Avant que je puisse finir ma phrase, une griffe noire jaillit soudain de l'ouverture et se jeta sur moi. Je me dégageai d'un revers de main, évitant de justesse d'être attrapé. Mais la chaîne était manifestement à bout de souffle, et la créature à l'intérieur ne put tendre qu'une main pour me saisir, son corps étant incapable de s'échapper.

Le jeune maître, qui était assez loin de nous et ne pouvait pas voir clairement ce qui se passait, m'a crié : « Vieux Xu, écarte-toi ! »

J’aperçus les lianes à côté de moi, serrai les dents, me retournai, attrapai une autre liane et me laissai glisser pour lui faire de la place. Le jeune maître banda aussitôt son arc et encocha une flèche. D’un claquement sec, une flèche de bambou jaillit comme l’éclair, fonçant droit sur la griffe noire tapie dans la crevasse.

Je me suis dit : « Tu ne te feras pas avoir cette fois-ci. » J'attendais le cri lorsque la flèche de bambou transpercerait l'ouverture. Mais avant même que je puisse réagir, j'ai senti une secousse dans l'épaule : la flèche de bambou, en plein vol, m'avait transpercé l'épaule.

Quand j'ai regardé, je me suis dit : « Mon Dieu, espèce d'abruti, quel genre de visée est-ce que c'est que ça ? » Mais avant que je puisse dire quoi que ce soit, une douleur aiguë à l'épaule m'a fait lâcher prise.
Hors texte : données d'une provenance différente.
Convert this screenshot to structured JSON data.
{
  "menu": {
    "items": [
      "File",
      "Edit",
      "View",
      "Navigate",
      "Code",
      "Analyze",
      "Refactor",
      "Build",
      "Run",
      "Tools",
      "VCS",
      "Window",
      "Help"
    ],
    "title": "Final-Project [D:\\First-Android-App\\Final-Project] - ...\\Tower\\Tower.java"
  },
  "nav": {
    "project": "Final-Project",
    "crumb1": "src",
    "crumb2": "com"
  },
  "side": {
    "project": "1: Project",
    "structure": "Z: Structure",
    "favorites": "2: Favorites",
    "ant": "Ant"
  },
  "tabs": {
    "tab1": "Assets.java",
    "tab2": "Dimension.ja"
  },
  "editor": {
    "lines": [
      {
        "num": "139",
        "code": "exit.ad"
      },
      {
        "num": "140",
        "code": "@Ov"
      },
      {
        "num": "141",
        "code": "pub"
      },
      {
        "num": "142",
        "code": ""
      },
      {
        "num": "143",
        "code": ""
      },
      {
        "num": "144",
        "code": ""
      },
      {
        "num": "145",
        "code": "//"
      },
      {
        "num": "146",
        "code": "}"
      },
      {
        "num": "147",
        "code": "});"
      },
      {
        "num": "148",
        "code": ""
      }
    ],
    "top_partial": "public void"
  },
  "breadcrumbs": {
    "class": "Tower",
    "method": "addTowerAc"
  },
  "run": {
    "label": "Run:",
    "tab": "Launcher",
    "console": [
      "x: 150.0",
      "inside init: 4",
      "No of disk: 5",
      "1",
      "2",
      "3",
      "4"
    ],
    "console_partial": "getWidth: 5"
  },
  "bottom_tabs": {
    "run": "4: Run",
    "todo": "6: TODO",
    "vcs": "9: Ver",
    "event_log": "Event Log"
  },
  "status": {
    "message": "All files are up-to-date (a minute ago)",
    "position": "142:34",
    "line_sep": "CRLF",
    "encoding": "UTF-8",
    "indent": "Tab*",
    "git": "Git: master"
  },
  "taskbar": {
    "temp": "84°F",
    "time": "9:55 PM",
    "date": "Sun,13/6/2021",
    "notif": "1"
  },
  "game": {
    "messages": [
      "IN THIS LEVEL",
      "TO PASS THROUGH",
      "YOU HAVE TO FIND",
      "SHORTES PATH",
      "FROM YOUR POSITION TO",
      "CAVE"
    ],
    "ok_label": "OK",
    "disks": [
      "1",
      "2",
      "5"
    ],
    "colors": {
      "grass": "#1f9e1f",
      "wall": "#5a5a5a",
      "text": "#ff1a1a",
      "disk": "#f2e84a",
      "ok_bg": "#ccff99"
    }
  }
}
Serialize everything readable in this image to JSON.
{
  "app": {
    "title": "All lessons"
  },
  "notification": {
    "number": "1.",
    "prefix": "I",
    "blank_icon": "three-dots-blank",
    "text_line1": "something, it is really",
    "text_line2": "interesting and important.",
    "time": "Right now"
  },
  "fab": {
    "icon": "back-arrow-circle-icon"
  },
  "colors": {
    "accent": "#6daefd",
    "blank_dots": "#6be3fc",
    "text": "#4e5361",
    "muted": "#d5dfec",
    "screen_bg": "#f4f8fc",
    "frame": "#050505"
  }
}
Soudain, je n'ai plus rien pu retenir et j'ai eu l'impression de perdre l'équilibre, de tomber à pic.

Le temps pressait et je ne pensais à rien d'autre. Ma seule pensée était que ma vie, la vie de Xu Sanqing, allait s'achever dans cette fosse de Jiulong.

En un clin d'œil, alors que je plongeais vers le bas, je me suis écrasé contre le bassin d'une cascade. J'ai immédiatement senti la chute au sol, une douleur aiguë m'a saisi, puis j'ai été emporté par le puissant courant.

Pris de panique, j'ai attrapé quelque chose au hasard et j'ai fini par tirer sur un rocher qui dépassait, accroché au bord de la cascade. En levant les yeux, j'ai vu que les rochers à l'embouchure de la cascade avaient pris la forme d'une tête de dragon, et que l'eau jaillissait de sa gueule.

Le jeune maître, à mes côtés, me cria de ne pas bouger, puis s'approcha de nous avec la servante. Je n'en pus plus. Tout devint noir, je glissai et tombai dans l'eau claire de la piscine en contrebas.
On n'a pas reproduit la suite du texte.